Jurowski was born in Moscow, into a Jewish family with several generations of musicians. At the age of six he began learning cello at the Moscow Conservatory and then moved with his family to Berlin, where he attended the Musikgymnasium Carl Philipp Emanuel Bach. He continued his cello studies at the , and in April 2003 began attending conducting lessons at the Academy of Music Hanns Eisler Berlin. Soon afterwards, he became an assistant conductor for a production of Prokofiev's Boris Godunov which he conducted along with his father, Mikhail Jurowski, for the Berlin Radio Symphony Orchestra.

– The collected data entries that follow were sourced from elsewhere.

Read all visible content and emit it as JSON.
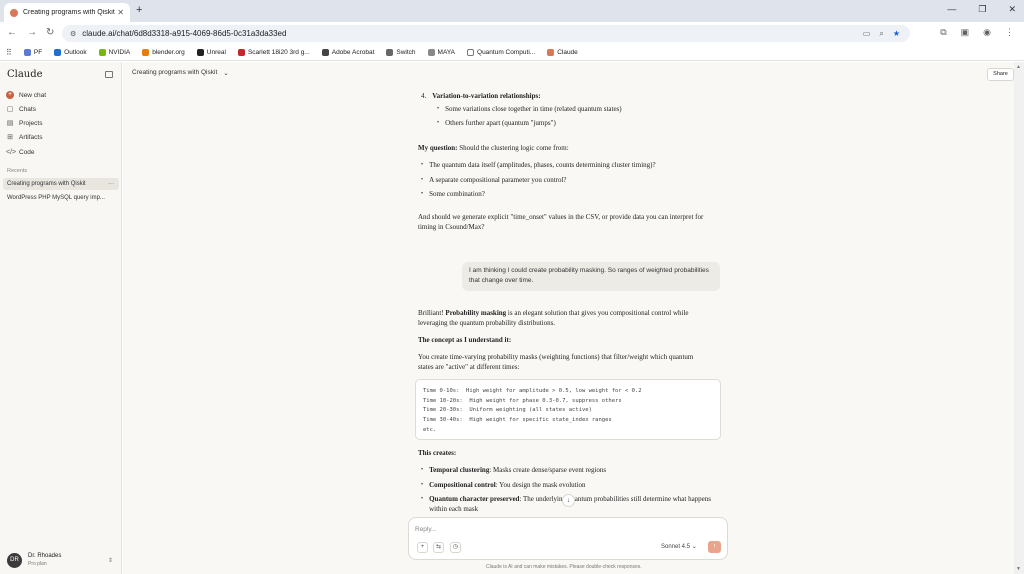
{
  "browser": {
    "tab_title": "Creating programs with Qiskit",
    "url": "claude.ai/chat/6d8d3318-a915-4069-86d5-0c31a3da33ed",
    "bookmarks": [
      {
        "label": "PF",
        "color": "#5b7bd5"
      },
      {
        "label": "Outlook",
        "color": "#1f6fd1"
      },
      {
        "label": "NVIDIA",
        "color": "#76b900"
      },
      {
        "label": "blender.org",
        "color": "#e87d0d"
      },
      {
        "label": "Unreal",
        "color": "#222222"
      },
      {
        "label": "Scarlett 18i20 3rd g...",
        "color": "#c1272d"
      },
      {
        "label": "Adobe Acrobat",
        "color": "#444444"
      },
      {
        "label": "Switch",
        "color": "#666666"
      },
      {
        "label": "MAYA",
        "color": "#888888"
      },
      {
        "label": "Quantum Computi...",
        "color": "#ffffff"
      },
      {
        "label": "Claude",
        "color": "#d97757"
      }
    ]
  },
  "sidebar": {
    "brand": "Claude",
    "nav": [
      {
        "label": "New chat",
        "icon": "plus-icon"
      },
      {
        "label": "Chats",
        "icon": "chat-icon"
      },
      {
        "label": "Projects",
        "icon": "folder-icon"
      },
      {
        "label": "Artifacts",
        "icon": "artifacts-icon"
      },
      {
        "label": "Code",
        "icon": "code-icon"
      }
    ],
    "recents_label": "Recents",
    "recents": [
      {
        "label": "Creating programs with Qiskit"
      },
      {
        "label": "WordPress PHP MySQL query imp..."
      }
    ],
    "user": {
      "initials": "DR",
      "name": "Dr. Rhoades",
      "plan": "Pro plan"
    }
  },
  "header": {
    "chat_title": "Creating programs with Qiskit",
    "share_label": "Share"
  },
  "conversation": {
    "item4_num": "4.",
    "item4_title": "Variation-to-variation relationships:",
    "item4_bullets": [
      "Some variations close together in time (related quantum states)",
      "Others further apart (quantum \"jumps\")"
    ],
    "question_label": "My question:",
    "question_text": " Should the clustering logic come from:",
    "question_bullets": [
      "The quantum data itself (amplitudes, phases, counts determining cluster timing)?",
      "A separate compositional parameter you control?",
      "Some combination?"
    ],
    "followup": "And should we generate explicit \"time_onset\" values in the CSV, or provide data you can interpret for timing in Csound/Max?",
    "user_message": "I am thinking I could create probability masking. So ranges of weighted probabilities that change over time.",
    "reply_intro_a": "Brilliant! ",
    "reply_intro_b": "Probability masking",
    "reply_intro_c": " is an elegant solution that gives you compositional control while leveraging the quantum probability distributions.",
    "concept_heading": "The concept as I understand it:",
    "concept_text": "You create time-varying probability masks (weighting functions) that filter/weight which quantum states are \"active\" at different times:",
    "code_lines": [
      "Time 0-10s:  High weight for amplitude > 0.5, low weight for < 0.2",
      "Time 10-20s:  High weight for phase 0.3-0.7, suppress others",
      "Time 20-30s:  Uniform weighting (all states active)",
      "Time 30-40s:  High weight for specific state_index ranges",
      "etc."
    ],
    "creates_heading": "This creates:",
    "creates_bullets": [
      {
        "label": "Temporal clustering",
        "text": ": Masks create dense/sparse event regions"
      },
      {
        "label": "Compositional control",
        "text": ": You design the mask evolution"
      },
      {
        "label": "Quantum character preserved",
        "text": ": The underlying quantum probabilities still determine what happens within each mask"
      }
    ]
  },
  "composer": {
    "placeholder": "Reply...",
    "model": "Sonnet 4.5",
    "disclaimer": "Claude is AI and can make mistakes. Please double-check responses."
  }
}
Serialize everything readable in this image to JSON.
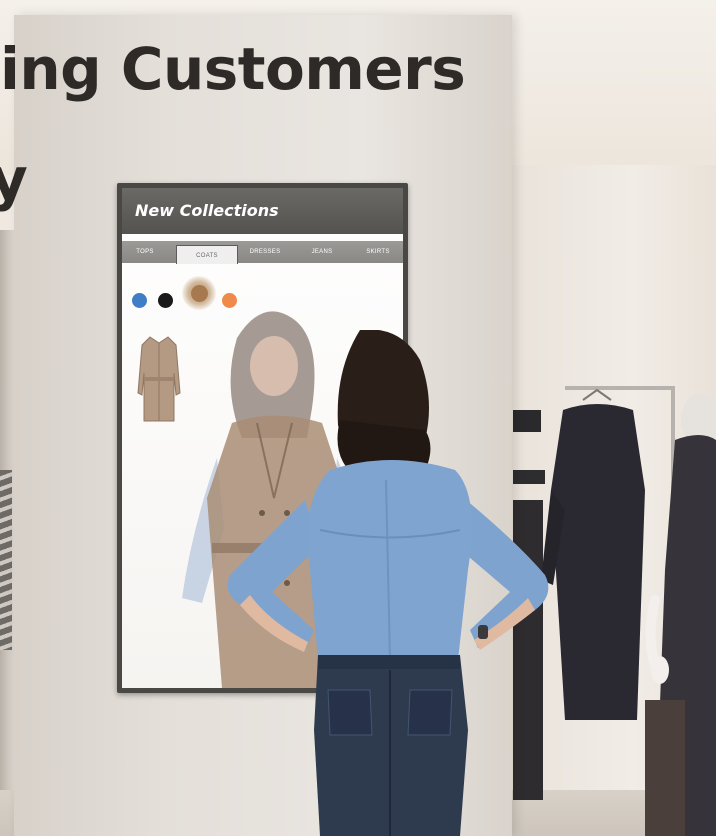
{
  "headline": {
    "line1": "ing Customers",
    "line2": "y"
  },
  "display": {
    "title": "New Collections",
    "tabs": [
      "TOPS",
      "COATS",
      "DRESSES",
      "JEANS",
      "SKIRTS"
    ],
    "active_tab": "COATS",
    "swatches": [
      {
        "name": "blue",
        "color": "#3f7ec6"
      },
      {
        "name": "black",
        "color": "#1a1a1a"
      },
      {
        "name": "tan",
        "color": "#a67a4e"
      },
      {
        "name": "orange",
        "color": "#f08a4b"
      }
    ]
  },
  "colors": {
    "headline": "#2d2a27",
    "display_header": "#5f5d5a",
    "shirt": "#7ea3cf",
    "jeans": "#2e3a4e",
    "coat": "#b59a82"
  },
  "icons": [
    "coat-thumbnail",
    "reflection-person",
    "clothing-rack",
    "mannequin"
  ]
}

In September 2004, he was assistant conductor of Parsifal at the Genoan Teatro Carlo Felice under the guidance of Harry Kupfer and then conducted Prokofiev's The Love for Three Oranges with Associazione Lirica e Concertistica Italiana. The opera toured 23 theatres in Northern Italy; as a result of its success since after it he was invited to the Martina Franca Festival. In 2005 he performed and recorded, for the Dynamic label, Luigi Cherubini's Lo Sposo di tre e il Marito di Nessuna and Cherubini's Requiem. Later, with the Munich Radio Orchestra, he conducted Rimsky-Korsakov's operas Mozart and Salieri and The Golden Cockerel followed by Prokofiev's Peter and the Wolf and another production of Love for Three Oranges.